Back off: Female chimps stressed out by competing suitors

Being the center of attention can have its drawbacks. For female chimpanzees, being around too many rowdy males is disadvantageous when foraging for food, an effect that can ultimately interfere with her reproductive ability. These are some of the findings of an 11-year-long study of wild East African chimpanzees in Uganda, led by Melissa Emery Thompson of the University of New Mexico in the US. It is published in Springer’s journal Behavioral Ecology and Sociobiology.

Female chimpanzees have an exceedingly slow reproductive schedule, and only give birth every five to seven years. When ready to reproduce, females display very large swellings of their genitals and often do so for several months before conceiving. Male chimpanzees compete quite fiercely – and in great numbers – for the attention of the rare female who might bear their offspring. The contested female may have little choice than to tolerate the attentions of these would-be suitors, as mating with many males ensures that their young are not killed by jealous males. However, all this harassment and jealous guarding by males can influence the ability of females to feed. Some females, such as those with young infants, can avoid this chaos, but only if there is high-quality food to be found elsewhere.

Emery Thompson and her team spent more than 11 years observing the daily interactions and diets of 50 members of the Kanyawara community of East African chimpanzees (Pan troglodytes schweinfurthii) in the Kibale National Park in Uganda. In the process, they collected urine samples from at least 25 females, either by capturing falling urine with a plastic bag or by pipetting urine from plants.
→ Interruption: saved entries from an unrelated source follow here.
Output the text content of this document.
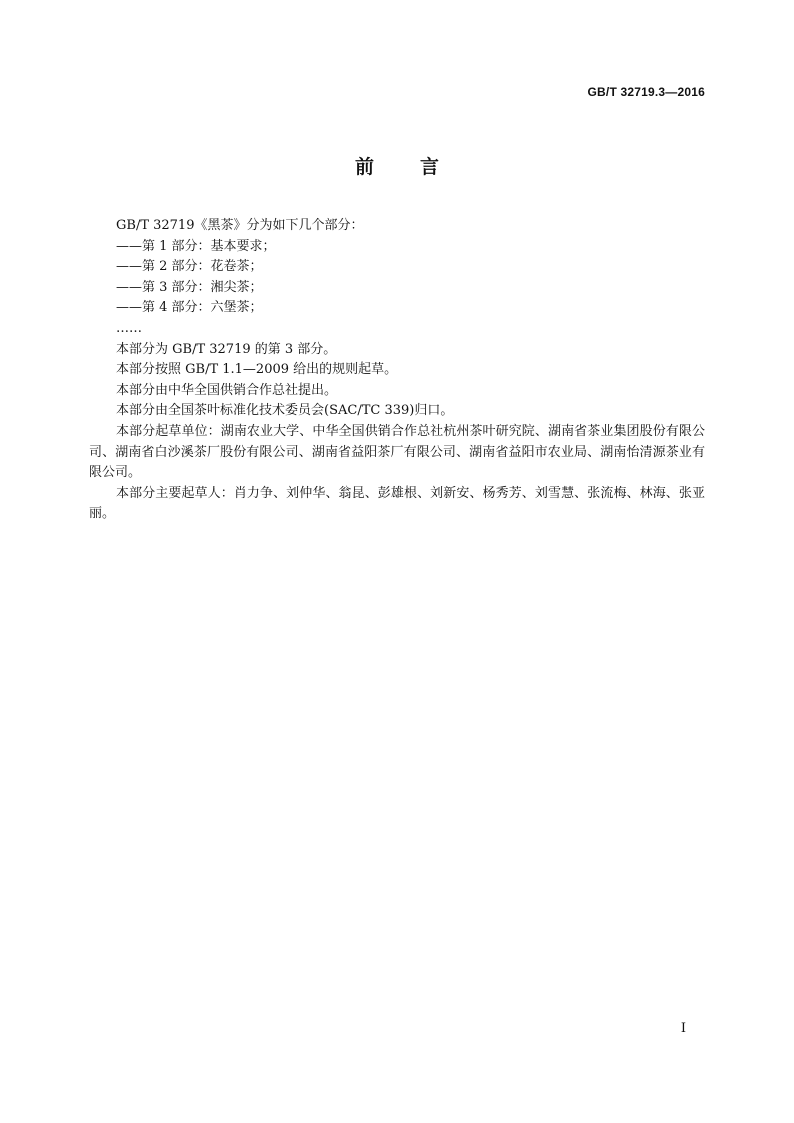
GB/T 32719.3—2016
前言

GB/T 32719《黑茶》分为如下几个部分：

——第 1 部分：基本要求；

——第 2 部分：花卷茶；

——第 3 部分：湘尖茶；

——第 4 部分：六堡茶；

……

本部分为 GB/T 32719 的第 3 部分。

本部分按照 GB/T 1.1—2009 给出的规则起草。

本部分由中华全国供销合作总社提出。

本部分由全国茶叶标准化技术委员会(SAC/TC 339)归口。

本部分起草单位：湖南农业大学、中华全国供销合作总社杭州茶叶研究院、湖南省茶业集团股份有限公司、湖南省白沙溪茶厂股份有限公司、湖南省益阳茶厂有限公司、湖南省益阳市农业局、湖南怡清源茶业有限公司。

本部分主要起草人：肖力争、刘仲华、翁昆、彭雄根、刘新安、杨秀芳、刘雪慧、张流梅、林海、张亚丽。

I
Laboratory tests gauged the levels of C-peptide (a by-product in the synthesis of insulin) and estrogen and progesterone (two ovarian steroids central to the reproductive cycle) in the urine of females. This showed that the more males gathered around a cycling or lactating female during a given month, the lower were her C-peptide levels. In contrast, the number of females she associated with had no effect on these levels. Declining C-peptide levels mean that the female is spending more energy than she consumes, and can result in weight loss. In this study, C-peptide levels also predicted production of ovarian steroids, indicating an effect on reproductive ability.

“This has significant downstream effects on females’ reproductive functioning and fertility rates, and demonstrates that the reproductive tactics of male chimps could put a damper on the ability of the female members of their species to conceive,” says Emery Thompson.

The findings add to previous work by Emery Thompson’s research group that showed how male sexual aggression on females increases the production of stress hormones.